One of the planes that slammed into the twin towers, carried a bag of US Postal letters. One of those letters, an invitation, survived the fireball and was most likely sucked out on a magic carpet of an air pocket. It floated downward amidst all the other pieces of chaos and ash. The invitation was in a red envelope and caught the eye of a man running from the soon-to-collapse tower. It was a gesture of hope that something so slight, so fragile, could survive the mayhem. He carried the letter, still covered in dust, back home to England where he placed the envelope in another envelope and addressed it to the intended receivers.
The letter's journey became a symbol of hope for everyone who came in contact with it. It is now part of the 9-11 museum's collection in New York City. The NYTimes made a short film about the letter, and I watch on the morning after a former and beloved student sent an email with news of his change of plans.
He was on a trajectory for success until he was slammed with thoughts of suicide. He'd had his own personal 9-11.
Unlike the real 9-11 tragedy, he stopped the collision: he'd asked for help.
September 11, 2001 is seared in my memory, so much that when my students don't remember that day, I am surprised. Possibly in the same way our parents, grandparents, great grandparents share a reverence for December 7, 1941. Just like my father who remembered he was playing football at Sugarhouse Park when he learned Pearl Harbor had been bombed by the Japanese, I recall the day I walked down the basement stairs after Tony called me to come down.

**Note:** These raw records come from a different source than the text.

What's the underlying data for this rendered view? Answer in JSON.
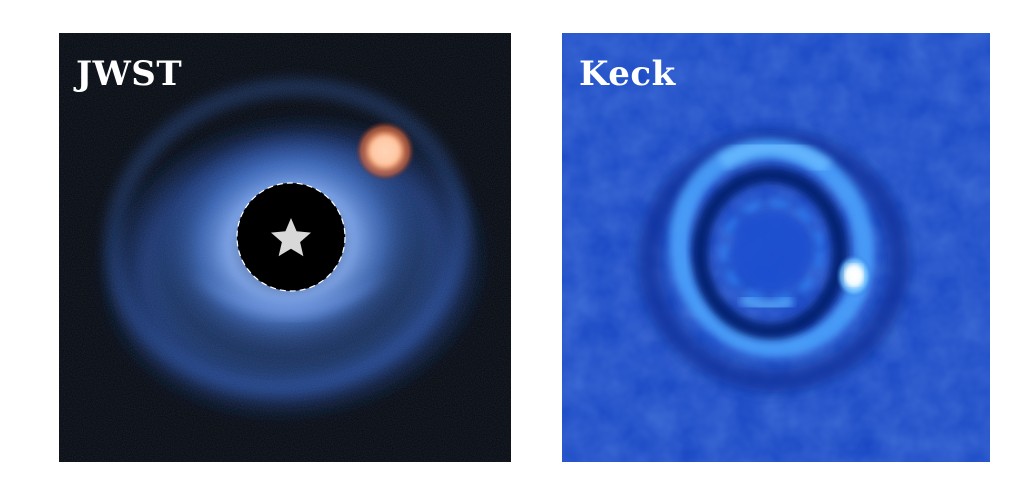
{
  "panels": [
    {
      "label": "JWST"
    },
    {
      "label": "Keck"
    }
  ],
  "icons": {
    "star": "star-icon"
  },
  "colors": {
    "jwst_background": "#050608",
    "jwst_disk": "#3b6fd8",
    "jwst_planet": "#f08f5e",
    "keck_background": "#1846c4",
    "keck_ring": "#5ab2ff",
    "keck_planet": "#f4fbff"
  }
}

He was peddling his exercise bike, was flipping channels before putting on a show, and he'd seen the confusion of the first hit--which we thought was crazy that a jet had lost control, because we didn't have it in us to believe a jet would intentionally target a tower with thousands of people inside.
It was a tragedy, but a tragedy from which we learned about vulnerability, sorrow, the existence of incomprehensible evil. We learned about resilience, the preciousness of life, that people can become their better selves when circumstances demand. An entire nation had moments of softness, kindness and sacrifice.
It is the rare person who will go without a 9-11 in his or her life, but as Viktor Frankel so eloquently taught through his own personal tragedy-- we must find meaning in our suffering. When we do, life becomes a gift; the tragedy can even be a lens through which we see more clearly and more dearly. A 9-11 can be personal proof we are strong, resilient, and able to stand tall after sinking so low.